There’s no need for a crystal ball to divine the future. It is easy to tell where things are going for Filipino mariners and the country’s seafarer training and education.
Filipino ship officers will continue to be in demand, not because of what the European Commission says, but because shipowners have faith in their abilities.
Not a few maritime diploma mills will continue operating despite government efforts to shutter substandard schools. Education in the country is big business.
Dishonest manning agents in Manila will continue skimming money from the dollar remittances of seafarers. Existing remittance rules facilitate the decades-old scam.
Maritime cadets will continue to be exploited by manning agencies and some unions under Manila’s flunkey system.

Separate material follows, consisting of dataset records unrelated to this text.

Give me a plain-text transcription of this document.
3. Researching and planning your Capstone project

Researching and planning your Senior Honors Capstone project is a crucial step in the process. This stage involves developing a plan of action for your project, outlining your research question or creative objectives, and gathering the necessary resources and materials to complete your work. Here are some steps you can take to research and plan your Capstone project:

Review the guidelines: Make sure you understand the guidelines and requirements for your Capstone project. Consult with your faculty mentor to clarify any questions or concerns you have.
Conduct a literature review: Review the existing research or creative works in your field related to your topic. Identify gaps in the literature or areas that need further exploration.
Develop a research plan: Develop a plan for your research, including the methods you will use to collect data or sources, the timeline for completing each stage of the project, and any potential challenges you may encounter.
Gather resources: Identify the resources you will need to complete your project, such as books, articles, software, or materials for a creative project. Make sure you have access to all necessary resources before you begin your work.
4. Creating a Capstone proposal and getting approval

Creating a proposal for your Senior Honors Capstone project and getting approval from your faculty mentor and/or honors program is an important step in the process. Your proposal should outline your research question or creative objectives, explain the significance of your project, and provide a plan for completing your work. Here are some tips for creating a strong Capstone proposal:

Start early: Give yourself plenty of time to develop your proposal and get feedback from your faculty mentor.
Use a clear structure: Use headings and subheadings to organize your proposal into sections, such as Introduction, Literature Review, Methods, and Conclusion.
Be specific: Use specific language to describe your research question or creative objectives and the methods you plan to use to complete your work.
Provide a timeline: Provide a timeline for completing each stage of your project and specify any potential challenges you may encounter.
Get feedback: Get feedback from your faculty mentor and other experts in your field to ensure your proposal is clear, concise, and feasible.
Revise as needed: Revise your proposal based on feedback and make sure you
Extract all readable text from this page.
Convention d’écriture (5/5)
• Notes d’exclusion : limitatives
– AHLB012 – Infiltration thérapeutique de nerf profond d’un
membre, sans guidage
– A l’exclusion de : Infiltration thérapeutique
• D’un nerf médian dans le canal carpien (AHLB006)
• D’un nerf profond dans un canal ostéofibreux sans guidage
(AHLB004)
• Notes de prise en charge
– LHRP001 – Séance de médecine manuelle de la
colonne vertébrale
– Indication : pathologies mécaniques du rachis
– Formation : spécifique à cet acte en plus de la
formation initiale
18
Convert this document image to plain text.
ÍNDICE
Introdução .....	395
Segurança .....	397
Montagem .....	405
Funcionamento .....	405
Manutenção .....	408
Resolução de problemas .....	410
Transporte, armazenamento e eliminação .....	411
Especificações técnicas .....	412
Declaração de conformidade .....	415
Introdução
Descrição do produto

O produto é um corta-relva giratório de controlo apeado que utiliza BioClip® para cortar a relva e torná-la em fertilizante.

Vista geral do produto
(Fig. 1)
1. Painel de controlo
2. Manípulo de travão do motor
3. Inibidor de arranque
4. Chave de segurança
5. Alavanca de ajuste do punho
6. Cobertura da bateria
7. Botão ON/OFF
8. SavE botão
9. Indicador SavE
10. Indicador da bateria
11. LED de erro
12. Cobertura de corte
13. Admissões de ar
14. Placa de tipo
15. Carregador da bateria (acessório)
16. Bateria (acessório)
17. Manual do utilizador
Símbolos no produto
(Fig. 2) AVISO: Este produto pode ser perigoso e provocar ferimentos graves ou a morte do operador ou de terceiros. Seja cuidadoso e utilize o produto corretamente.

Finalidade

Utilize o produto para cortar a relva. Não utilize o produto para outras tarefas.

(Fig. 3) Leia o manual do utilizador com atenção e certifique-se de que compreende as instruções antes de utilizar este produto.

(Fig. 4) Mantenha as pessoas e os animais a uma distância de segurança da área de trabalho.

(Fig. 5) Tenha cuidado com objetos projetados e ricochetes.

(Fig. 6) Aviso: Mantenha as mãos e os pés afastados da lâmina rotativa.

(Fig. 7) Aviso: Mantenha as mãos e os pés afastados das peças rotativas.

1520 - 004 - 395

Eager to sail as apprentice officers, they will work their butts off as unpaid office workers and domestic servants.
Filipino seafarers, particularly the officers, will continue to be regarded as cash cows. Many will continue to make money off of them—manning agents, seafarer unions, maritime schools, lawyers, medical clinics, and sometimes even their own relatives.
In sum, it’s business as usual. The national obsession with seafaring and manning other nations’ fleets will continue, most likely for the next 50 years. Of course, this obsession will continue to yield huge benefits for Filipinos. And perhaps it is all that really matters to most.